After the insurance industry paid out record damages for 2017’s hurricane season, climate experts are expecting this year’s tropical storm season in the North Atlantic to be less eventful.
“Forecasts by several research institutes say this year’s season will be average,’’ climate experts for German reinsurers, Munich Re, said on Wednesday.
The long-term average for the hurricane season, lasting from the summer until the early autumn off the coasts of the U.S. and Caribbean islands, is 6.3 tropical storms.
In 2017, there were 10 hurricanes, the most destructive being Harvey, Irma and Maria, which laid waste to the Caribbean and parts of the U.S. east coast.
Damages resulting from the 2017 hurricane season were a record 220 billion dollars.
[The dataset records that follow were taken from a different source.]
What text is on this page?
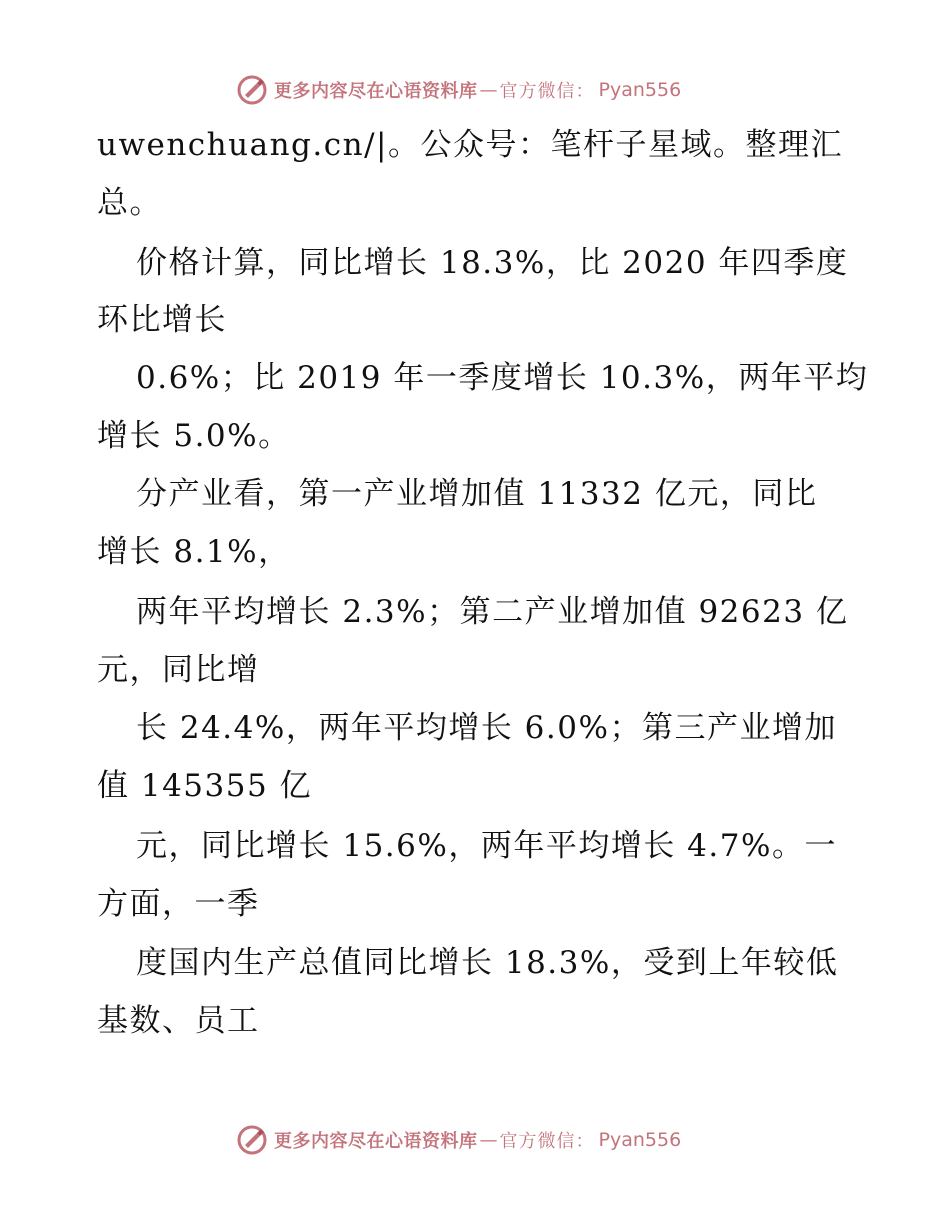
更多内容尽在心语资料库 — 官方微信： Pyan556
uwenchuang.cn/|。公众号：笔杆子星域。整理汇
总。
价格计算，同比增长 18.3%，比 2020 年四季度
环比增长
0.6%；比 2019 年一季度增长 10.3%，两年平均
增长 5.0%。
分产业看，第一产业增加值 11332 亿元，同比
增长 8.1%，
两年平均增长 2.3%；第二产业增加值 92623 亿
元，同比增
长 24.4%，两年平均增长 6.0%；第三产业增加
值 145355 亿
元，同比增长 15.6%，两年平均增长 4.7%。一
方面，一季
度国内生产总值同比增长 18.3%，受到上年较低
基数、员工
更多内容尽在心语资料库 — 官方微信： Pyan556
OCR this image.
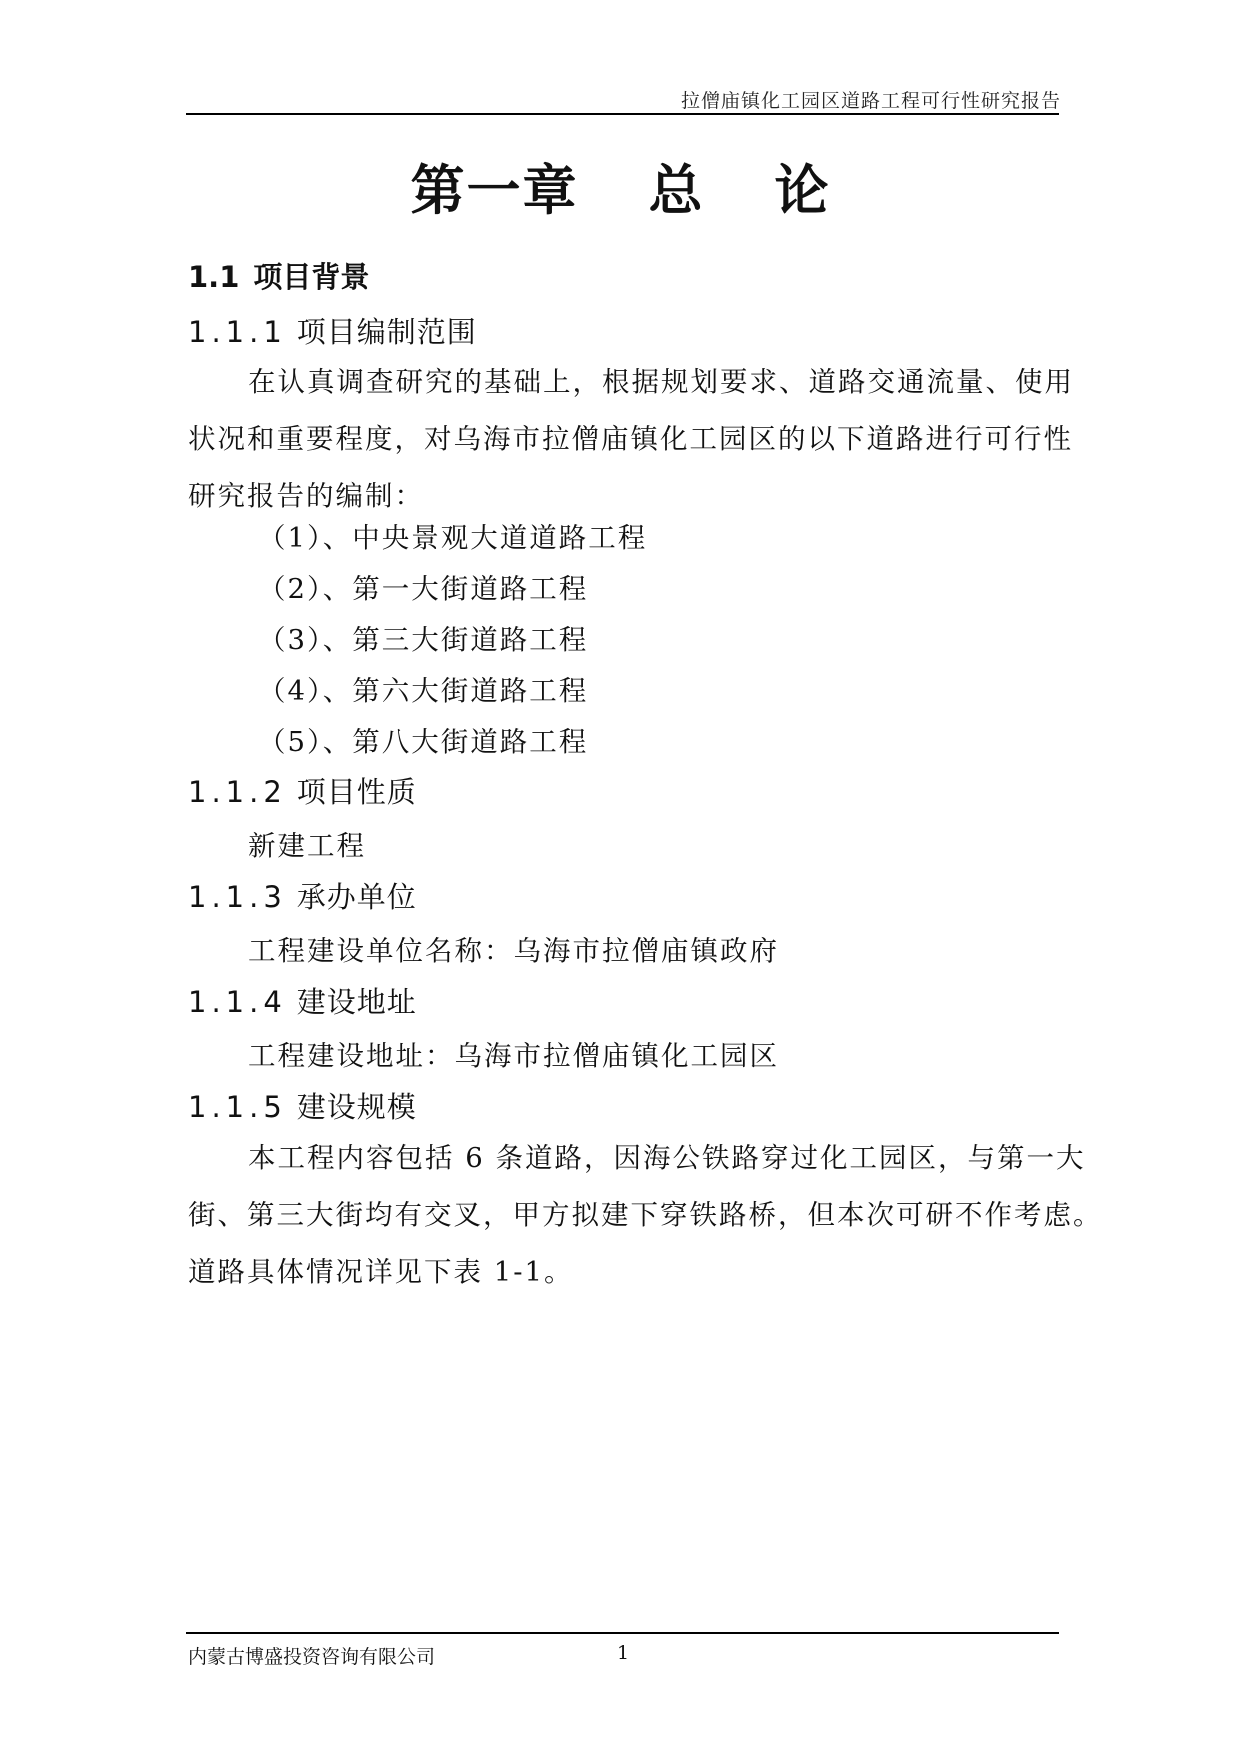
拉僧庙镇化工园区道路工程可行性研究报告
第一章 总 论
1.1 项目背景
1.1.1 项目编制范围
在认真调查研究的基础上，根据规划要求、道路交通流量、使用
状况和重要程度，对乌海市拉僧庙镇化工园区的以下道路进行可行性
研究报告的编制：
（1）、中央景观大道道路工程
（2）、第一大街道路工程
（3）、第三大街道路工程
（4）、第六大街道路工程
（5）、第八大街道路工程
1.1.2 项目性质
新建工程
1.1.3 承办单位
工程建设单位名称：乌海市拉僧庙镇政府
1.1.4 建设地址
工程建设地址：乌海市拉僧庙镇化工园区
1.1.5 建设规模
本工程内容包括 6 条道路，因海公铁路穿过化工园区，与第一大
街、第三大街均有交叉，甲方拟建下穿铁路桥，但本次可研不作考虑。
道路具体情况详见下表 1-1。
内蒙古博盛投资咨询有限公司	1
The hurricane season starts each year at the beginning of June.
“The coastal states must prepare themselves for a normal tropical storm season, in which one strong hurricane could hit them,’’ Munich Re climate experts, Eberhard Faust and Mark Bove, wrote in a report.
They expect between five and nine hurricanes, the same as the U.S. meteorological authorities.
The experts were proved wrong in 2017 when they said it would be a below-average season for hurricanes.
But instead, ocean temperatures in the North Atlantic were unusually warm, leading to more hurricanes.
Munich Re is the world’s largest insurer and has its own dedicated climate department.
Torsten Jeworrek of the company’s board has said Munich Re does not expect more storms, just more powerful and damaging ones, which could lead to higher payouts.